My friend and I went to see “World Trade Center” several years ago. Nicholas Cage starred in the true story of two Port Authority officers who were, against all odds, pulled alive from the rubble at Ground Zero. It was an incredibly moving story and my friend sobbed throughout the entire film. I didn’t sprout one single tear until the very end, when the main character is pulled out on a stretcher and he tells his wife “The thought of you kept me alive”. That did it. One solitary tear rolled down my face.

That same friend and I went to see “My Sister’s Keeper” a few years back. This was the fictional story of a girl who has to decide whether or not to donate her kidney to her dying sister. People were bawling all around me as the audience was bombarded with emotional images and maudlin music.

I shed not one tear. In fact, I kind of wished the folks around me would pipe down so I could hear the dialogue.

Thus my reputation as the Ice Queen grew. My book club would discuss books that had everyone in tears at the end...everyone, that is, except me. Even in bible study, while I was touched by the personal stories shared, I would remain dry-eyed while people around me reached for the tissue box. What’s wrong with me? I wasn’t always this way.

When my children were small, they took music classes in Scituate and at the end of every 8-week session, Miss Beth would play “Pomp and Circumstance” and hand out graduation certificates to the children. My eyes watered every single time. The same thing happened when Miss Vicky played the Olympic theme song as my kids showed off their toddler gymnastic skills at TumbleFun and placed medals around their necks. And the end of “It’s a Wonderful Life” always left me in tears. (“To my big brother George…the richest man in town!” Sniff…sniff).

So what happened? Have I become hardened with age? Is it my changing hormones as I approach fifty? Have I run out of tears? Whatever the reason, I’m no longer crying at the drop of a hat. Yet, I don’t think the term “Ice Queen” is completely appropriate.
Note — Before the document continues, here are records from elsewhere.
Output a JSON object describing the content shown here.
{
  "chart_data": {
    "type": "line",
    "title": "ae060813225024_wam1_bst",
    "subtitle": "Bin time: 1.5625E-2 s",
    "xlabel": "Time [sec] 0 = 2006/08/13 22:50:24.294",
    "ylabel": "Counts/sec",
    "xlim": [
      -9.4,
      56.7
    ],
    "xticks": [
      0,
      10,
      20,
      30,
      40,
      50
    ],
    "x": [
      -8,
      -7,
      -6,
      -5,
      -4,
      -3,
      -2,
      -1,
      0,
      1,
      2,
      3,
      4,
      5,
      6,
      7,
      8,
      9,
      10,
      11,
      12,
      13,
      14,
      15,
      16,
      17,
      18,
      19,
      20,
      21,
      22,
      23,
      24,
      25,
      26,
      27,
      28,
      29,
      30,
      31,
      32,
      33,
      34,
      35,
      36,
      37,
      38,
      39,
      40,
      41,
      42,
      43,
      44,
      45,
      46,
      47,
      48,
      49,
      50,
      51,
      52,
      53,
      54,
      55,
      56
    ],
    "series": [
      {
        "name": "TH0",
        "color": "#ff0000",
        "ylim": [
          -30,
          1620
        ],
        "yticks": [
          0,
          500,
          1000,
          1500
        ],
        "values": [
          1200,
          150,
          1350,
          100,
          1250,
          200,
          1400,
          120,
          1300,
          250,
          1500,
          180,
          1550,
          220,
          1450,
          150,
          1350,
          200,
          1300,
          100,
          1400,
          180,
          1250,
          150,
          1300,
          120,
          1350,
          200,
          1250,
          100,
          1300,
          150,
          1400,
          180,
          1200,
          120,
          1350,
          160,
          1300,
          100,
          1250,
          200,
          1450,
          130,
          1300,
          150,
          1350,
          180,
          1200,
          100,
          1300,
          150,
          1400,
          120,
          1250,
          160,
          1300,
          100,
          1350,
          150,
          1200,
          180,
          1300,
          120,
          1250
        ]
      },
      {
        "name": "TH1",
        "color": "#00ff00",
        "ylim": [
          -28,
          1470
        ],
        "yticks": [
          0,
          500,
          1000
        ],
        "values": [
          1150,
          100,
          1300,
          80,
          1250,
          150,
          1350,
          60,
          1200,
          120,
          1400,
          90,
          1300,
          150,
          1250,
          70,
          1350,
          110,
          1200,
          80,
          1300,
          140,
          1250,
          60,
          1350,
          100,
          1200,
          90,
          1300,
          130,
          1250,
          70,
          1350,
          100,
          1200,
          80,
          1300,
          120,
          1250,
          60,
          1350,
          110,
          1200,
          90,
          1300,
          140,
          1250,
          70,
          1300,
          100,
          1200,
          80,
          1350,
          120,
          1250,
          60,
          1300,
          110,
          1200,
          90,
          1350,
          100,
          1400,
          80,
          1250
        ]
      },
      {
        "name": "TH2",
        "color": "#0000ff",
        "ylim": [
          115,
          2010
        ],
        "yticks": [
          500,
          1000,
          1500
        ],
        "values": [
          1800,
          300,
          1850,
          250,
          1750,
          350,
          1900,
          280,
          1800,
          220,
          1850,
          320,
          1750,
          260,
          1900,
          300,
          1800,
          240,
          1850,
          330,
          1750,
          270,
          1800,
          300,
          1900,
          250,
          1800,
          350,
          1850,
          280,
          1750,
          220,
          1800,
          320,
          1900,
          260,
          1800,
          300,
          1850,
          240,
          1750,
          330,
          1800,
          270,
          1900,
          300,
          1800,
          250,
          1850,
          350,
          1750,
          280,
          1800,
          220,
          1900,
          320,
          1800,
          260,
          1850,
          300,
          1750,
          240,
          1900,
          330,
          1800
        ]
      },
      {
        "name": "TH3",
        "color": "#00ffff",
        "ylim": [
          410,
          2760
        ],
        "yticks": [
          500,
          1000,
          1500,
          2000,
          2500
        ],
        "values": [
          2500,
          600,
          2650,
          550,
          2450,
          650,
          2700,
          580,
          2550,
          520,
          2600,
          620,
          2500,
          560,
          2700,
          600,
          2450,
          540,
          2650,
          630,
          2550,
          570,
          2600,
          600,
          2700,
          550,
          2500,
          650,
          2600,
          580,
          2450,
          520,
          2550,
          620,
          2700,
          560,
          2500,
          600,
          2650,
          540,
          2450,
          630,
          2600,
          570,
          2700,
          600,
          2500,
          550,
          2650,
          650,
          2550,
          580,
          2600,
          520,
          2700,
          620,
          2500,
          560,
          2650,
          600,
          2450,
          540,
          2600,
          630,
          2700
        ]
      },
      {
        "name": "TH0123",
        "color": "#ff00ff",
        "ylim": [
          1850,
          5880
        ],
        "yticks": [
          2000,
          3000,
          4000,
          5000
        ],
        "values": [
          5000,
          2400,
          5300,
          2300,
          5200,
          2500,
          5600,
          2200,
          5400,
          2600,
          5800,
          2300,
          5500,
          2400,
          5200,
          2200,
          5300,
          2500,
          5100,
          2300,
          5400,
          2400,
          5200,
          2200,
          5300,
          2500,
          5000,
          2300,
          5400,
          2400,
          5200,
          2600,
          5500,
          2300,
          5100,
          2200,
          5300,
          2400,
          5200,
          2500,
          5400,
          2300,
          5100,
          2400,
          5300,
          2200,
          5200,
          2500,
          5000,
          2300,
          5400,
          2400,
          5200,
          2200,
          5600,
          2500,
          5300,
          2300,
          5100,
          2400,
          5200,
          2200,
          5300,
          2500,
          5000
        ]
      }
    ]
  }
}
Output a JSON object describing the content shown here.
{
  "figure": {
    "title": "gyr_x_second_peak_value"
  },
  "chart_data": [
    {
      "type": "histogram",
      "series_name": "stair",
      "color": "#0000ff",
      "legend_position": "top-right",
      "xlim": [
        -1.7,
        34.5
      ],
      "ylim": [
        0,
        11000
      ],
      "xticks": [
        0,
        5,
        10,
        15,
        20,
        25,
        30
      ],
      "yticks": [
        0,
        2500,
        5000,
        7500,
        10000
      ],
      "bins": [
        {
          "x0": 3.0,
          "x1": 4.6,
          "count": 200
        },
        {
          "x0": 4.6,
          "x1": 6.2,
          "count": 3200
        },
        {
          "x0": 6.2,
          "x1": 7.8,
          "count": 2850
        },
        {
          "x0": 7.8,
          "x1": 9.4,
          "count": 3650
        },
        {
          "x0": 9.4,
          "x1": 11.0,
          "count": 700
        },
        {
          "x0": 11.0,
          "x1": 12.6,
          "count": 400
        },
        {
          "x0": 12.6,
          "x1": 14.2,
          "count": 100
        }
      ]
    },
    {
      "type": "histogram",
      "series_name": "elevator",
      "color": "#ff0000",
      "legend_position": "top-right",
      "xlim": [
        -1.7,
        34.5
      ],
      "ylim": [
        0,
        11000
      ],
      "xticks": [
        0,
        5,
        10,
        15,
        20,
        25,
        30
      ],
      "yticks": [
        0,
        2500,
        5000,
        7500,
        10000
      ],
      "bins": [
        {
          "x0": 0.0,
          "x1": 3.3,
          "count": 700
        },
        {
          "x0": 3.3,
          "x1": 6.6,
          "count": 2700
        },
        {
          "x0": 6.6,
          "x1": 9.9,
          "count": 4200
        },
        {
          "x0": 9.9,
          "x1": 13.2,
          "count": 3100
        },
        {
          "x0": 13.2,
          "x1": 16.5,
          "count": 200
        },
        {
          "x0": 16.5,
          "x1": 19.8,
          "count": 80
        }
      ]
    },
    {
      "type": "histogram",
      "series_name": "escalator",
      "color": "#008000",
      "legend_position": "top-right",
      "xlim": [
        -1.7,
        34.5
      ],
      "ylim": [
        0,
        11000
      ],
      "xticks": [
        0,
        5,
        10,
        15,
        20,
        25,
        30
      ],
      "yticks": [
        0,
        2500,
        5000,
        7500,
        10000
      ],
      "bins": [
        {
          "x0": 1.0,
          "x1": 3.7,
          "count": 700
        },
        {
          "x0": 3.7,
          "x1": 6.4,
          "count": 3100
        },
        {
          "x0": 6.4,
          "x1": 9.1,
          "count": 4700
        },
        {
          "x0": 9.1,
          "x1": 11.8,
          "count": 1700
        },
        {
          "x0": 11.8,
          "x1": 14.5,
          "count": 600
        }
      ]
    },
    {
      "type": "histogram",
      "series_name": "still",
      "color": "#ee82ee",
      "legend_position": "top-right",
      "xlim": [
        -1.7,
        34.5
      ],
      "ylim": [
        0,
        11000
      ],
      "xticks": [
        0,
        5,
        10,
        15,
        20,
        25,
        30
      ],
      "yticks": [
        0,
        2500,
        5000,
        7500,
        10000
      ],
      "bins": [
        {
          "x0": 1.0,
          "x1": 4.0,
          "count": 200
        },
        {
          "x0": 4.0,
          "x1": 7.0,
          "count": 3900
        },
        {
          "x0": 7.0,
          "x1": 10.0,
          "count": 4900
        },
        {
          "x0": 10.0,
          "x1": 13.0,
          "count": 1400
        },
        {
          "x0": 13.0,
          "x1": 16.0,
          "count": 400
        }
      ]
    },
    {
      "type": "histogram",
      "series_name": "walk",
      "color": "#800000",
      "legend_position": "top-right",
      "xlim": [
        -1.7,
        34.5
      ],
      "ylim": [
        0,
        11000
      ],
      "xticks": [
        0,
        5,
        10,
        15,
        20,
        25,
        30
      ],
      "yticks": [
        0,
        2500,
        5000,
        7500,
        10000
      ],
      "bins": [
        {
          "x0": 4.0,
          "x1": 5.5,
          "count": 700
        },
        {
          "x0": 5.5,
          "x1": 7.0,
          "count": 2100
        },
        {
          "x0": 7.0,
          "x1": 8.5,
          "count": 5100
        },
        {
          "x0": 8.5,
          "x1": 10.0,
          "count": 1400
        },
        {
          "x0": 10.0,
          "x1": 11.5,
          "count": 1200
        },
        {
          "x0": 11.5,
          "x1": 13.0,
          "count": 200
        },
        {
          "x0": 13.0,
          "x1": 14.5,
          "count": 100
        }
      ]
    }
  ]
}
Where are these people when I’m standing at a baseball game listening to the Star Spangled Banner? As soon as they get to the line “Oh say does that Star Spangled Banner yet wave?” and people start cheering, my throat gets tight and tears spring to my eyes.

Or how about when I took my kids to see “Toy Story 3” and had to wipe my face constantly during the last 20 minutes with butter-stained napkins? That scene where Andy reluctantly hands over Woody and all his other toys killed me. My friend looked at me askance over the top of my son’s head as I dabbed at my eyes. Was the Ice Queen really crying over Toy Story?

Worst of all was this past week at 4th grade memory day. The event was my son’s graduation from elementary school and I warned everyone well in advance that the Ice Queen would be bustin’ out the tears. One friend said, “Take a picture for me, I want to see what that looks like.”

For one hour and fifteen minutes, I sniffed and snuffed and dabbed at my eyes. From the first strains of “God Bless America”, the waterworks began. As the children marched into the gymnasium, I cried. When the principal read an emotional speech about giving our children back to us, I cried. When we watched a multimedia presentation featuring our kids, I laughed…and cried. When the principal said, “I give you the 2011 Graduating Class of Sylvester School” I cried. And when she asked the students to turn around and applaud their parents, I bawled. My son caught my eye and mouthed the words “I love you.” I mouthed the words, “I love you too” as the tears streamed down my face.

True to my word, I took a picture for my friend just so I could prove that even the Ice Queen is capable of melting every now and then. I’m only human. But don’t expect to see me dabbing at my eyes in the movie theater anytime soon.

Unless, of course, they decide to make Toy Story 4.